En esta selección encontrarás cuentos de León Tolstói completos, ideales para leer en familia, conversar sobre valores y acercar a los más pequeños al mundo de la literatura rusa. Sus relatos hablan de la amistad, la compasión, la felicidad, el egoísmo, el miedo y la naturaleza humana con una sencillez conmovedora.

Si buscas cuentos clásicos para niños, relatos con moraleja o lecturas breves para compartir con tus hijos, esta recopilación puede ser una excelente puerta de entrada al universo de Tolstói.

¿Quién fue León Tolstói?

León Tolstói fue uno de los escritores más importantes de la literatura universal. Nació en Rusia en 1828 y es reconocido por novelas fundamentales como Guerra y paz y Ana Karenina. Sin embargo, su obra no se limitó a la gran novela: también escribió ensayos, textos filosóficos, fábulas y cuentos breves.

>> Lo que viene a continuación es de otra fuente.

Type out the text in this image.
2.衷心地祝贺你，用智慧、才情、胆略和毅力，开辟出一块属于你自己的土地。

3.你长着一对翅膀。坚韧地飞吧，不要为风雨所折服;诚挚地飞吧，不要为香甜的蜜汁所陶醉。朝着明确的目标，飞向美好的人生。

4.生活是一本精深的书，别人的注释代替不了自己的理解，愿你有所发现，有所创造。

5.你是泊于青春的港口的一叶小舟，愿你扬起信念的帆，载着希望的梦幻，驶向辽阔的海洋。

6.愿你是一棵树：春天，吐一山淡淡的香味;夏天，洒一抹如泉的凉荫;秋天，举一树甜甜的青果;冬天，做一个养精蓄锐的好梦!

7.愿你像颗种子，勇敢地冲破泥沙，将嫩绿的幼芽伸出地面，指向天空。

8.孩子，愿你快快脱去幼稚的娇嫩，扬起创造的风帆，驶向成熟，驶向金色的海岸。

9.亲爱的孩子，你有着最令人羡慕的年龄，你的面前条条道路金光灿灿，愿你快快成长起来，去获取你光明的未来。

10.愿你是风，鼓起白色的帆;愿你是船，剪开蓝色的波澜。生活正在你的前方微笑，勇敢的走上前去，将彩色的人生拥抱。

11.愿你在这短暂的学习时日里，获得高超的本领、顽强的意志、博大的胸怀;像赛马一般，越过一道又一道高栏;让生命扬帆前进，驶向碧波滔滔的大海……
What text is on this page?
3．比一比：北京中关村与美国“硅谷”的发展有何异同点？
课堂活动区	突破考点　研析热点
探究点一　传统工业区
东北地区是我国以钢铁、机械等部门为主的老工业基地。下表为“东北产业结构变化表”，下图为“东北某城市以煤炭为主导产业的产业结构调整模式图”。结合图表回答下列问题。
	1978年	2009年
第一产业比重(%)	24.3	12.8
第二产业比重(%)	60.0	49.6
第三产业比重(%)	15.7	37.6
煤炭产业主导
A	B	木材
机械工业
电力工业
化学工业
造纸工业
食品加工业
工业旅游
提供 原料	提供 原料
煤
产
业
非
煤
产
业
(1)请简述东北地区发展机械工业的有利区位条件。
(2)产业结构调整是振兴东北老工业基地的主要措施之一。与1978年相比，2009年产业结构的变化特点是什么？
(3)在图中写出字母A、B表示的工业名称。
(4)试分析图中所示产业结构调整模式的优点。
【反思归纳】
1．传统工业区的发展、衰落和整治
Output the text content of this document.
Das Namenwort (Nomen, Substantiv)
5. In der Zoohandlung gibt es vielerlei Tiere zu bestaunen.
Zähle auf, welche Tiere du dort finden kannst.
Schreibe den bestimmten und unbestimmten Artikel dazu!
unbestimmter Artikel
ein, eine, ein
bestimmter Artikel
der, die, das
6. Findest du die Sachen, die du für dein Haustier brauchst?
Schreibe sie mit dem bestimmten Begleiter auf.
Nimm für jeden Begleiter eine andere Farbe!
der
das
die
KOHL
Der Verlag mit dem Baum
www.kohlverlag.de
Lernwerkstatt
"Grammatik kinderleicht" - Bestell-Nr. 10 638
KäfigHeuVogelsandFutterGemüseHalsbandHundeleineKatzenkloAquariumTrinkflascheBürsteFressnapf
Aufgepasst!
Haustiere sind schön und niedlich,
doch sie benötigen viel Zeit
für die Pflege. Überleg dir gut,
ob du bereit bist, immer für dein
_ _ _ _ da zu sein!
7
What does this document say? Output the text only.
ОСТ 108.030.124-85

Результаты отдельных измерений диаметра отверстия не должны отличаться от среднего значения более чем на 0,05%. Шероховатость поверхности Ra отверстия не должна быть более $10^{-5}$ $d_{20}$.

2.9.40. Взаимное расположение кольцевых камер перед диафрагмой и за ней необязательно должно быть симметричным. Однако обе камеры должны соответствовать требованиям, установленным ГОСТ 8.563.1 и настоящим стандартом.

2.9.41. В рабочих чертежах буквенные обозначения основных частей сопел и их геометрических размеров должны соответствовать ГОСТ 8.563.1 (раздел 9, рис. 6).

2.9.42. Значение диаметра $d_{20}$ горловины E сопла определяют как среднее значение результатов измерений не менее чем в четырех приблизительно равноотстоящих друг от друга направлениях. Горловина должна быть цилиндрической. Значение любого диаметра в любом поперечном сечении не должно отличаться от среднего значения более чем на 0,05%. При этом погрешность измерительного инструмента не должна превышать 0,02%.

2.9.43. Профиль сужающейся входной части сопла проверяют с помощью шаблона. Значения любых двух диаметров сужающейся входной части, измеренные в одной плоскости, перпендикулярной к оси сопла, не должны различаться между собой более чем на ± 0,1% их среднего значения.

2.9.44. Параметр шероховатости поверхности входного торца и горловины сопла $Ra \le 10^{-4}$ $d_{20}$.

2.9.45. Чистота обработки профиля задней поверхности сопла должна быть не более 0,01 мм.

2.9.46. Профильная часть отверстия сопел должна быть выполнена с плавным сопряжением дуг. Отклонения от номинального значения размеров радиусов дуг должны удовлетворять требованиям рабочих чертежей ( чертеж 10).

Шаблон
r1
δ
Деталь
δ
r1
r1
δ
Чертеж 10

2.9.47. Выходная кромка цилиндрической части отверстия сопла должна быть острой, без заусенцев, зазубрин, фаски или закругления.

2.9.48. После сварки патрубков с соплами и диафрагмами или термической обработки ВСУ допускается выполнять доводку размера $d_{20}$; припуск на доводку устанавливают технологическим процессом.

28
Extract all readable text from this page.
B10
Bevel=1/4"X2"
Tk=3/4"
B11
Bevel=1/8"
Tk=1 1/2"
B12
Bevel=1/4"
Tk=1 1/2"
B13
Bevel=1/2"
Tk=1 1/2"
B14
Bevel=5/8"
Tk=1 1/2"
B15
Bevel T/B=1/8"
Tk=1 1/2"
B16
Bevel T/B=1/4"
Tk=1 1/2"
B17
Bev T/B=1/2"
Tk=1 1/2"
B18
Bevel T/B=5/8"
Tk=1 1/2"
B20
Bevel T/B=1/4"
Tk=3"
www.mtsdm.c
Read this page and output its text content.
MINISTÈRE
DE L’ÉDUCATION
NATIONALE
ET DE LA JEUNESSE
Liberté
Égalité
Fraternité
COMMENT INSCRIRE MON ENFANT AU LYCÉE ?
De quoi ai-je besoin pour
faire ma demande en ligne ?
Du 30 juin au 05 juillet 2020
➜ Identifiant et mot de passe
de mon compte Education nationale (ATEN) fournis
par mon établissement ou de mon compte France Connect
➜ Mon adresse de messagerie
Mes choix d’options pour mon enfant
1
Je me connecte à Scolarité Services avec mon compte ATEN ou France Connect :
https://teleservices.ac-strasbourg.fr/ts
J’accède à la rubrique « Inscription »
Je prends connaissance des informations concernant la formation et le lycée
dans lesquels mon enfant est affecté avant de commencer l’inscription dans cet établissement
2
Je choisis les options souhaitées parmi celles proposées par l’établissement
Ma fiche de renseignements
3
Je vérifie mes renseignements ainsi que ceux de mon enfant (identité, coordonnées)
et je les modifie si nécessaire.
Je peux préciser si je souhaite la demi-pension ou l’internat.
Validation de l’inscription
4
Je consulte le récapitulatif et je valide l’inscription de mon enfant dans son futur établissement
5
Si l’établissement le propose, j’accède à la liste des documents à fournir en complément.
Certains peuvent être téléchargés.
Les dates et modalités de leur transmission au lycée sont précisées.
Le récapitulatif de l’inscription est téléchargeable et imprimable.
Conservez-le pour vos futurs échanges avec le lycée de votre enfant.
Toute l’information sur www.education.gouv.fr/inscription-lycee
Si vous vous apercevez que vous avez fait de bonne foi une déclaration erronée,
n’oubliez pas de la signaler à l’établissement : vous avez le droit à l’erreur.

Muchos de sus relatos estaban pensados para enseñar, conmover y hacer reflexionar. Tolstói creía que la literatura podía ser una herramienta moral y educativa. Por eso, varios de sus cuentos tienen una estructura sencilla, personajes reconocibles y una enseñanza final que invita al lector a pensar.

El nivel de sensibilidad de este autor era admirable; así lo demuestra aquí, en la carta de despedida que escribió para su esposa Sofía. 

El aporte de León Tolstói a la literatura infantil

Aunque muchas personas conocen a Tolstói por sus grandes novelas, el escritor ruso también tuvo un profundo interés por la educación de los niños. Fundó una escuela para campesinos en su tierra natal y escribió textos pensados para enseñar a leer y escribir.

Algunos de estos relatos formaron parte de materiales educativos como su famoso Abecedario. En ellos, Tolstói buscaba transmitir ideas complejas con palabras simples. Esa es una de las razones por las que sus cuentos siguen siendo leídos por niños, jóvenes y adultos.

¿Por qué leer cuentos clásicos con los hijos?

Fortalece el vínculo emocional

Leer con los hijos crea momentos de cercanía, cariño y conversación. Una historia compartida puede convertirse en un recuerdo familiar duradero.

Estimula la imaginación

Los cuentos permiten imaginar otros mundos, otros personajes y otras formas de vivir. En el caso de Tolstói, cada relato abre una pequeña ventana hacia dilemas humanos profundos.

Mejora el vocabulario y la comprensión lectora

La lectura compartida ayuda a los niños a descubrir nuevas palabras, comprender mejor las frases y desarrollar una relación más natural con los libros.

Transmite valores sin imponerlos

Los cuentos de Tolstói no predican de manera pesada. Más bien, muestran situaciones donde el lector puede descubrir por sí mismo una enseñanza.

Índice de cuentos de León Tolstói incluidos en este artículo

9 cuentos de León Tolstói para niños y adultos

A continuación, compartimos una selección de cuentos completos de León Tolstói. Son relatos breves, pero de enorme profundidad moral y literaria.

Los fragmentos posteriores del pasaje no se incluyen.